Ecosystems, of course, are not the only public goods exposed to marketization efforts—health care, education, utilities and transportation systems in many parts of the world are under pressure to turn core infrastructure into profitable business models. But even in this context, biodiversity faces a unique set of constraints to privatization and profitability: put simply, there is no market for the type of global protection and restoration needed to stay within planetary boundaries. Lack of revenue, high transaction costs, low liquidity and the need to satisfy investors’ risk-return profiles all limit the scale and distributional reach of projects.

So, despite frequent projections that the market will scale, the lack of a true business case for investment in biodiversity has relegated “market-based conservation” to a never-ending bake sale.

Perverse Incentives

Why, then, spend so much energy trying to appeal to private finance when you don’t have the one thing it needs—profit?

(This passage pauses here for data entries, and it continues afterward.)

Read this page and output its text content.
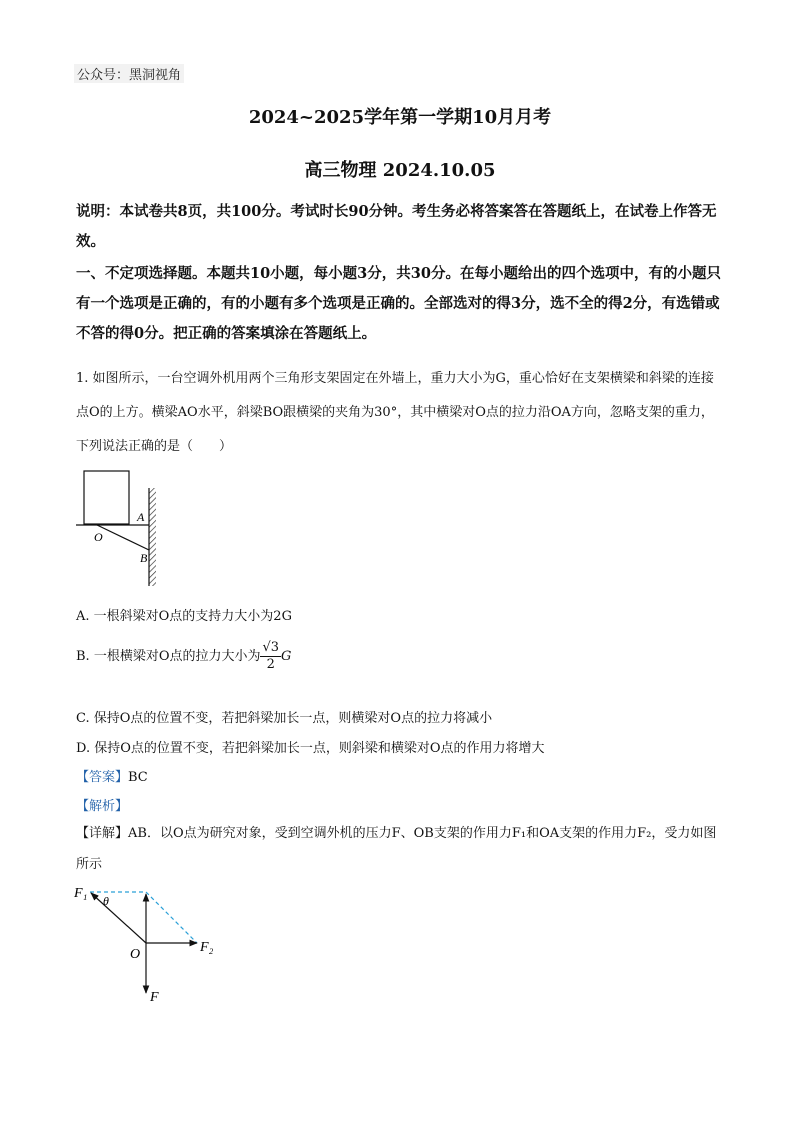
公众号：黑洞视角
2024~2025学年第一学期10月月考
高三物理 2024.10.05
说明：本试卷共8页，共100分。考试时长90分钟。考生务必将答案答在答题纸上，在试卷上作答无效。
一、不定项选择题。本题共10小题，每小题3分，共30分。在每小题给出的四个选项中，有的小题只有一个选项是正确的，有的小题有多个选项是正确的。全部选对的得3分，选不全的得2分，有选错或不答的得0分。把正确的答案填涂在答题纸上。
1. 如图所示，一台空调外机用两个三角形支架固定在外墙上，重力大小为G，重心恰好在支架横梁和斜梁的连接点O的上方。横梁AO水平，斜梁BO跟横梁的夹角为30°，其中横梁对O点的拉力沿OA方向，忽略支架的重力，下列说法正确的是（　　）
A
O
B
A. 一根斜梁对O点的支持力大小为2G
B. 一根横梁对O点的拉力大小为 $\frac{√3}{2}$ G
C. 保持O点的位置不变，若把斜梁加长一点，则横梁对O点的拉力将减小
D. 保持O点的位置不变，若把斜梁加长一点，则斜梁和横梁对O点的作用力将增大
【答案】BC
【解析】
【详解】AB．以O点为研究对象，受到空调外机的压力F、OB支架的作用力F₁和OA支架的作用力F₂，受力如图所示
F₁ θ
O	F₂
F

Public funding remains, by a long shot, the largest force in biodiversity conservation. But with private capital increasingly concentrated and public finance increasingly scarce, those seeking funds for conservation work are frequently told they must develop return-generating ideas to tap into this abundant capital.

While raising money for protection and restoration is critical, a lack of conservation funding is not the primary driver of the ecological crisis. Most ecosystems are lost not because of insuficcient funds but because the pressures to convert them to other uses are so strong. Up to 90 per cent of all biodiversity loss on land is estimated to be driven by extractive land use change, including mining, forestry and industrial agriculture. Much of this happens with the full-throated approval of the state, although it also happens through informal or illegal practices too.